Front Lines (Front Lines #1)(62)
And there is sun. No more Georgia humidity for Frangie; it’s nothing but dry, hot, blazing sun.
Inevitably Fort Huachuca becomes Fort Whatcha Got? to the black soldiers stationed there. There is no town nearby, just a few Indians who suffer like the blacks from the contempt of the white soldiers. No one is happy to find themselves at this post in the middle of nowhere, but despite the isolation and the boredom, Frangie finds herself relaxing a bit.
She is here to learn medicine.
And, it seems, Sergeant Green is here now as well. She spotted him in line for chow, and saw him again later, running alongside a platoon and calling out cadence.
“My honey heard me comin’ on my left, right, on left.
I saw Jody runnin’ on his left, right, on left.
I chased after Jody and I ran him down,
Poor ol’ boy doesn’t feel good now.”
“MPs came a runnin’ on their left, right, on left.
The medics came a runnin’ on their left, right, on left.
He felt a little better with a few IVs.
Son, I told you not to mess with the infantry.”
He had given her a tight nod of recognition as he passed, and that had pleased her. And she had felt a particular pride watching soldiers who looked like her go passing by, so fit and disciplined. This fort had once housed the buffalo soldiers who had fought the Indians in the surrounding nothingness. What her big brother, Harder, used to sneeringly describe as “black men killing red men for white men.”
Now she glances up from the manual to look around at the sun-blasted landscape, at the barracks nearby—one of which is reserved for the tiny number of black medical trainees and the few black doctors and nurses who do their training—and at the row of jeeps and civilian cars over by the HQ building, and then up at the sinister, tumbleweed-covered hills that seem to wedge the fort in.
Not that she is looking for Sergeant Green. She would have nothing to say to him unless it was to repeat her thanks, and Green rather intimidates Frangie, so she knows idle chatter is not a good idea.
Still . . .
She returns her attention to the manual. Unfortunately The Medical Field Manual does not contain any information pertaining to actual medicine. That is to be found in the somewhat smaller (seventy-eight pages) manual with the title Bandaging and Splinting.

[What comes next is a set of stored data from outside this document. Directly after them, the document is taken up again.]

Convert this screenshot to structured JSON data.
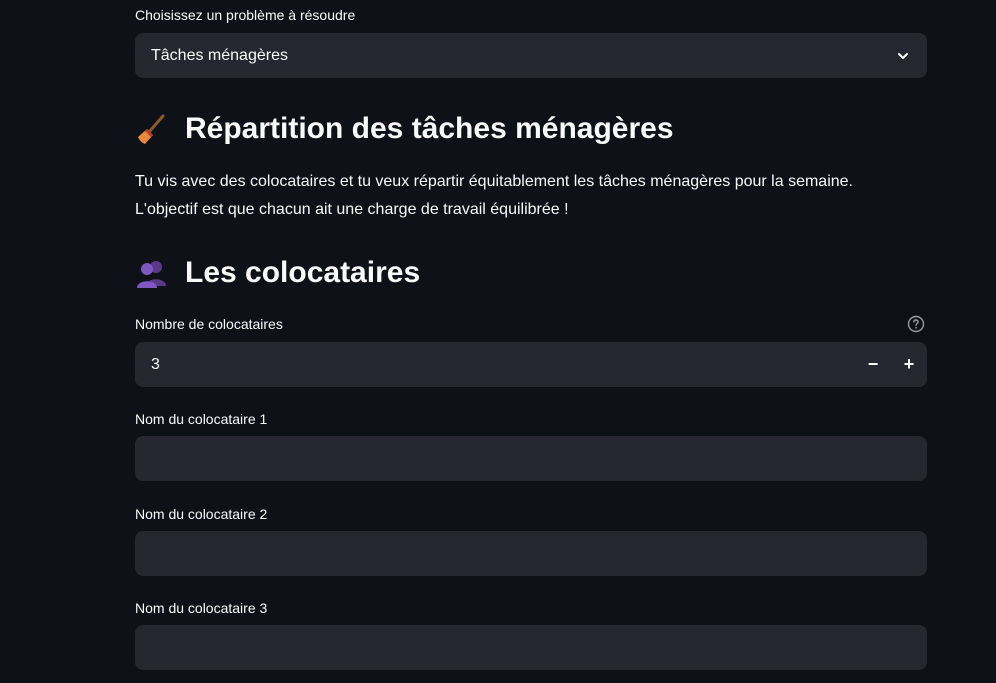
{
  "problem_select": {
    "label": "Choisissez un problème à résoudre",
    "selected": "Tâches ménagères"
  },
  "section1": {
    "title": "Répartition des tâches ménagères",
    "icon": "broom-icon",
    "intro_line1": "Tu vis avec des colocataires et tu veux répartir équitablement les tâches ménagères pour la semaine.",
    "intro_line2": "L'objectif est que chacun ait une charge de travail équilibrée !"
  },
  "section2": {
    "title": "Les colocataires",
    "icon": "two-people-icon"
  },
  "roommate_count": {
    "label": "Nombre de colocataires",
    "value": "3",
    "minus": "−",
    "plus": "+"
  },
  "roommates": [
    {
      "label": "Nom du colocataire 1",
      "value": ""
    },
    {
      "label": "Nom du colocataire 2",
      "value": ""
    },
    {
      "label": "Nom du colocataire 3",
      "value": ""
    }
  ],
  "colors": {
    "background": "#0e1117",
    "field": "#262730",
    "text": "#fafafa"
  }
}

Bandaging and Splinting is a real page-turner, heavily illustrated with drawings of everything from the “cravat bandage of eye” to “triangle of foot bandage” to the rather pretty “roller bandage” to the “basic arm splint.”
This is, without the slightest doubt, the most interesting book Frangie has ever read. As she reads and looks closely at the diagrams, she plays out the moves, winding and tying around imaginary arms, legs, necks, and heads.

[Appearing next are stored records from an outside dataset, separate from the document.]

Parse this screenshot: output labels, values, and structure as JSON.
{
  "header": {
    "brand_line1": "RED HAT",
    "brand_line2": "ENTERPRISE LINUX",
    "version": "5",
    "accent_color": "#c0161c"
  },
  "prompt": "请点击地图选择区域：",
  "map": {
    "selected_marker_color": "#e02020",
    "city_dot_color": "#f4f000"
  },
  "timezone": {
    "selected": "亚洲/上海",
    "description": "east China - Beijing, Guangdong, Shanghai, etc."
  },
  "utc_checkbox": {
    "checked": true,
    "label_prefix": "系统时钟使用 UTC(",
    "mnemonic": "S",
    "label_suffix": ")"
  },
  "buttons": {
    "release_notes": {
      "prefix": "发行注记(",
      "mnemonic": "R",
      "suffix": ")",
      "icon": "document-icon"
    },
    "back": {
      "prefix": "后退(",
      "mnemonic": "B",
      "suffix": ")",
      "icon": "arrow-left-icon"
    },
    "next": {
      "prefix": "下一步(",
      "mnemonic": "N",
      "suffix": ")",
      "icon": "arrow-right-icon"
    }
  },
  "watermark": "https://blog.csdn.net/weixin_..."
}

Bandages should be applied evenly, firmly, and not too tightly. Excessive pressure may cause interference with the circulation and may lead to disastrous consequences.
This makes her laugh, though she’s not sure why.
“You find it entertaining, Private?”
Frangie looks up, shielding her eyes against the sun, spots captain’s bars on a shoulder, jumps to her feet—not easily done at a picnic table—and snaps a salute.
“Sir?”
He’s a black man, an actual black officer, stocky, not very tall, probably in his forties, almost totally bald with just a fringe of hair that looks like it’s doomed to continue retreating.
“I asked if you found it amusing.”
“No, sir. I mean, I guess I did, sir.”
He reaches past her, flips though a few pages in the book, nods. “This is good information. I assume you’re hoping to be a nurse.”
“No, sir. I’m hoping to be a doctor. But first a medic. I want to be a medic.”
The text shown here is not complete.